5 Habits of Happy CouplesPosted: May 14, 2011 | |
John Gottman of the University of Washington has researched thousands of couples and found that happy couples do things like show interest, being affectionate, show they care, being appreciative, show concern, are empathic, accepting towards each other, joke around and share their joy.
Emotional intimacy is key to attachment – happy couples have a sense of attachment to each other and the relationship. They feel safe with each other and are able to open up emotionally which leads to feeling connected, empathetic and feeling like they know each other well. Happy couples have a communication style that involves high disclosure. Also they are highly empathetic.
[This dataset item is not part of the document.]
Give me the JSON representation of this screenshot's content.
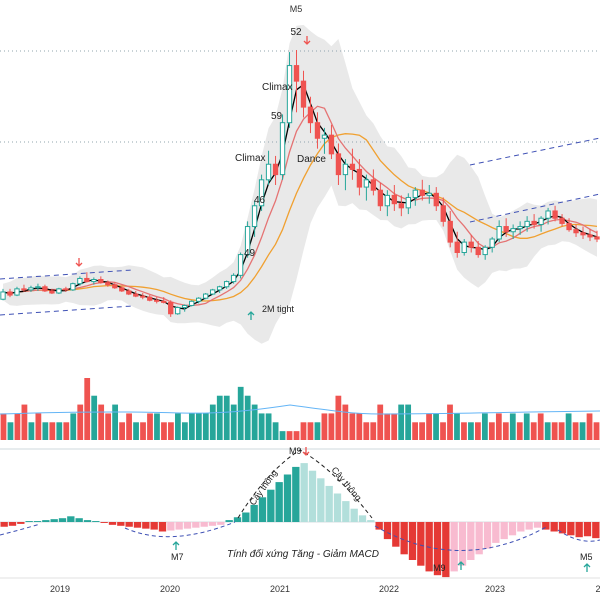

It seems that empathy is the key to having an emotional connection and emotional intimacy.
Happy couples fight fairly – happy couple are not always happy, like all couples they fight and get frustrated with each other. The difference between happy couples and unhappy couples lies in their style of conflict. There are 4 types of conflictual behaviors that are corrosive for couples: escalation, invalidation, negative interpretation and withdrawal. Escalation is a communication style that feeds into the conflict and makes it more emotionally intense. Invalidation happens when a partner doesn’t acknowledge or validate the other’s experience or emotions because they are too busy wanting to be right. Negative interpretation happens when partners look for hidden motives often based on past experiences. Withdrawal leaves both parties feeling like they weren’t heard and leave the conflict unresolved. Happy couples have a respectful way of communicating which leads to feeling validated and heard.
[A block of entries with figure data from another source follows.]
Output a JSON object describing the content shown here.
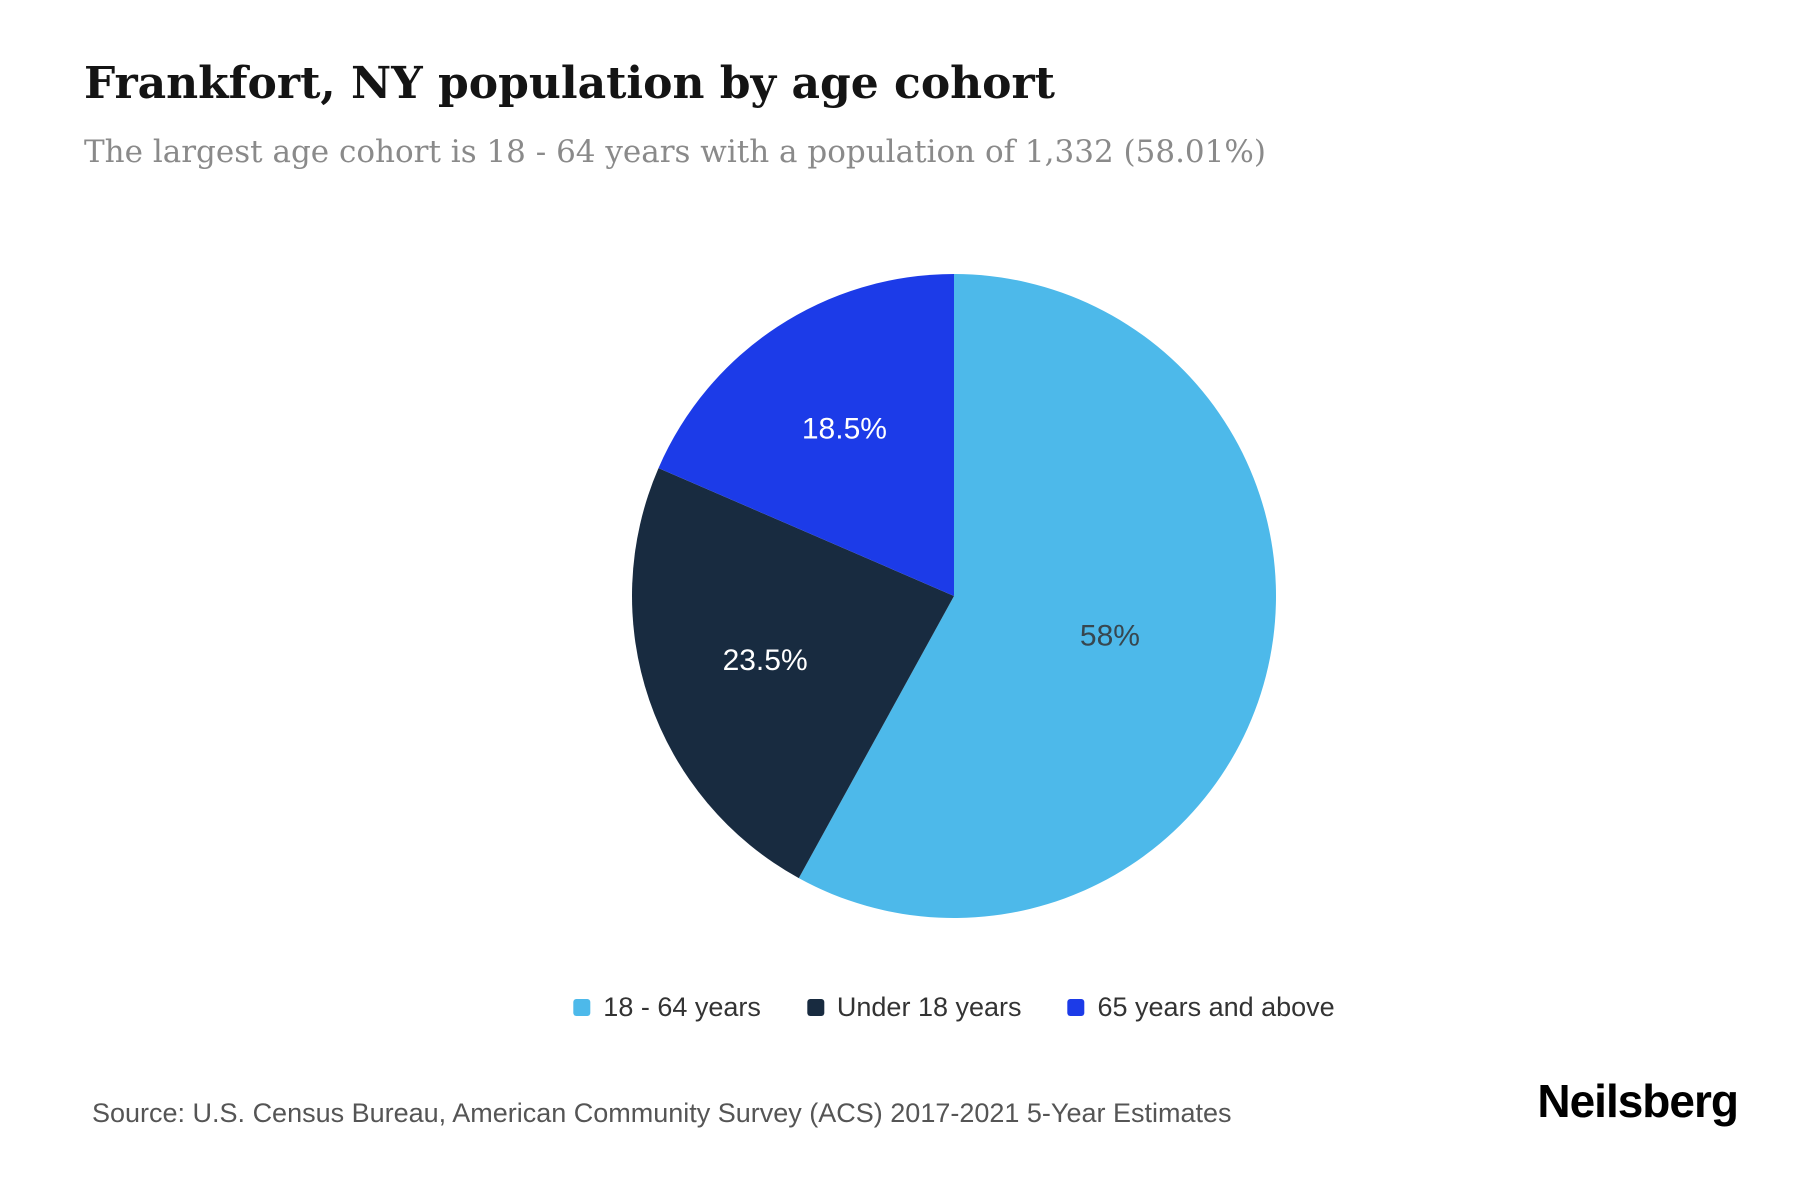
{
  "header": {
    "title": "Frankfort, NY population by age cohort",
    "subtitle": "The largest age cohort is 18 - 64 years with a population of 1,332 (58.01%)"
  },
  "chart_data": {
    "type": "pie",
    "title": "Frankfort, NY population by age cohort",
    "legend_position": "bottom",
    "start_angle_deg": 0,
    "direction": "clockwise",
    "slices": [
      {
        "label": "18 - 64 years",
        "value": 58.01,
        "display": "58%",
        "color": "#4DB9EA",
        "label_color": "#37474f"
      },
      {
        "label": "Under 18 years",
        "value": 23.5,
        "display": "23.5%",
        "color": "#182B40",
        "label_color": "#ffffff"
      },
      {
        "label": "65 years and above",
        "value": 18.5,
        "display": "18.5%",
        "color": "#1C3BE8",
        "label_color": "#ffffff"
      }
    ]
  },
  "footer": {
    "source": "Source: U.S. Census Bureau, American Community Survey (ACS) 2017-2021 5-Year Estimates",
    "brand": "Neilsberg"
  }
}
Happy couples are friends – happy couples treat each other with love and respect, they are “partners in crime” and truly are each other’s best friend. They each have a well-defined sense of self (contrary to codependent couples) but they practice selflessness and overcome their innate narcissism for the sake of love. Each partner is also capable of subordination and consider the other’s needs as much as they consider theirs. This also includes negotiating differences, power, roles and individual pride. They also realize that they may not change everything. There may be aspects of their partner that will simply have to tolerate. This gets complicated when certain traits in the partner do not appear until certain relationship milestone like marriage, children, moving in together, etc.
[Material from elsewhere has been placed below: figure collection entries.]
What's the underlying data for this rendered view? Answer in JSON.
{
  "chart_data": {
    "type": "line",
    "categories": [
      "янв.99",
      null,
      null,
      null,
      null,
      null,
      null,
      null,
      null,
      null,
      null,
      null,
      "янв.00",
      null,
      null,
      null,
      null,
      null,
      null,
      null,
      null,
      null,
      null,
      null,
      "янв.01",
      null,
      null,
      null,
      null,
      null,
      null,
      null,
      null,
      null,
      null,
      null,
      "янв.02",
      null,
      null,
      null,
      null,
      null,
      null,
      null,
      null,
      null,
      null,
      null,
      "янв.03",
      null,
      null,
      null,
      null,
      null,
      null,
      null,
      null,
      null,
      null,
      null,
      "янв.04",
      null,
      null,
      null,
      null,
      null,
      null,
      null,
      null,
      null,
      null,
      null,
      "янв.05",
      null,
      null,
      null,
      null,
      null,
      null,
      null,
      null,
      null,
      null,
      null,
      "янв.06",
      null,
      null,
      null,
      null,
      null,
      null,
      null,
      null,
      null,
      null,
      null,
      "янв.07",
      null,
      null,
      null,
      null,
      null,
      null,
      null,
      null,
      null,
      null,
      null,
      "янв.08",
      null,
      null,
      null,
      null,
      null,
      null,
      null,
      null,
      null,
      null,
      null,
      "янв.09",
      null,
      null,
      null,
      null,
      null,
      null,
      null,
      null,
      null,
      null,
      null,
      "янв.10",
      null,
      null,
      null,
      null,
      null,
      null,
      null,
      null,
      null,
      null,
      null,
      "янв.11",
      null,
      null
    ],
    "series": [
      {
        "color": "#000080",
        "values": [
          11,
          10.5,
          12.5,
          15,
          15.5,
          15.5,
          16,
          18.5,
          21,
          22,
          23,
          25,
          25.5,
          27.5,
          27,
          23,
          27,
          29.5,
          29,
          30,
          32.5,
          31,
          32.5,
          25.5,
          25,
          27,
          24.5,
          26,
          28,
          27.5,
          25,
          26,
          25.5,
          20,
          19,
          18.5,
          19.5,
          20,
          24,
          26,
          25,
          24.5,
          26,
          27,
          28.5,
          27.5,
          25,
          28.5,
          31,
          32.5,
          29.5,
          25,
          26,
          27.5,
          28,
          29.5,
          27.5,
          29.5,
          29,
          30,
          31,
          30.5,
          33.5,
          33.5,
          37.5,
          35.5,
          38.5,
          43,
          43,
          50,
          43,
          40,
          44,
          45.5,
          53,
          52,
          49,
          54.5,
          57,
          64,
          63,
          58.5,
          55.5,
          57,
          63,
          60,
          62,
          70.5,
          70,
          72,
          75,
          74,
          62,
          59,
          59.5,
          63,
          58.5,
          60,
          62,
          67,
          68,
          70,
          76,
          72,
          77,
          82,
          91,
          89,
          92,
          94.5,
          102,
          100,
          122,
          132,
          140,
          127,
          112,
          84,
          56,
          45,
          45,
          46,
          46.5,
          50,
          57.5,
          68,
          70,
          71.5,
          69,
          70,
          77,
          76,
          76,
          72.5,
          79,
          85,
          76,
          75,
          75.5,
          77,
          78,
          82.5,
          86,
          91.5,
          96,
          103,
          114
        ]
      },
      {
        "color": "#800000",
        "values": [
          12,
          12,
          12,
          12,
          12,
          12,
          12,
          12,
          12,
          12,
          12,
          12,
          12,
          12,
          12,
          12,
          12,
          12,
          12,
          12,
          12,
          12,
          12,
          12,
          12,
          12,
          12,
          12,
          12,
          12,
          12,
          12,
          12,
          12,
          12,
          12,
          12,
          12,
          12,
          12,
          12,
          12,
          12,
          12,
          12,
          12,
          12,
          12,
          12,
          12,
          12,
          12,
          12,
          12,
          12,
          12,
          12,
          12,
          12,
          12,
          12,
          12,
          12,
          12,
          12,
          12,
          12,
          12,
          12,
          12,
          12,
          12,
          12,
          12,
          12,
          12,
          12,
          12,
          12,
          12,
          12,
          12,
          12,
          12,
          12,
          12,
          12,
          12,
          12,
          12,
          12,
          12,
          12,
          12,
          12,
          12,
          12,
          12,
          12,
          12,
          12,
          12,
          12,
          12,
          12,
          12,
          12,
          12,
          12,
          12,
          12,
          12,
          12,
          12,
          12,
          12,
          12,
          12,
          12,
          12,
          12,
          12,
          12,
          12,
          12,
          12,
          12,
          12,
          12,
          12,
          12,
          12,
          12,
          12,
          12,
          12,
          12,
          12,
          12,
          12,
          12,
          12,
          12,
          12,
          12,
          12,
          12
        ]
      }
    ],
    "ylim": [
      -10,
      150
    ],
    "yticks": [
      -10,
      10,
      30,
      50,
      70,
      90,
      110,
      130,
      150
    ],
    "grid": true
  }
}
Happy couples have intentional rituals – whatever the form couple’s rituals leave them feeling closer to each other. Couple time is extremely important especially after having a child or a demanding job promotion. During highly stressful times couples need to recognize the importance of taking care of their relationship, even if at times it may feel self-indulgent. Time with each other needs to become a priority because relationships often do not maintain themselves and tend to fall apart if not properly nurtured.
Happy couples respond rather than react – every relationship goes through stressful times, often from things that have nothing to do with the relationship or things that are beyond one’s control. During highly stressful times, some people get overwhelmed with emotion and react to the situation in a highly emotional way that they often later regret. Happy couples show emotional intelligence: being able to understand one’s emotions and those of others and respond to them rather than react. Responding means doing 3 things: calming down, engaging in detoxifying self-talk and adopting a non-defensive listening and speaking stance.
Are you a happy couple? How do you solve conflict? Are you empathetic towards your partner? How does stress affect your relationship?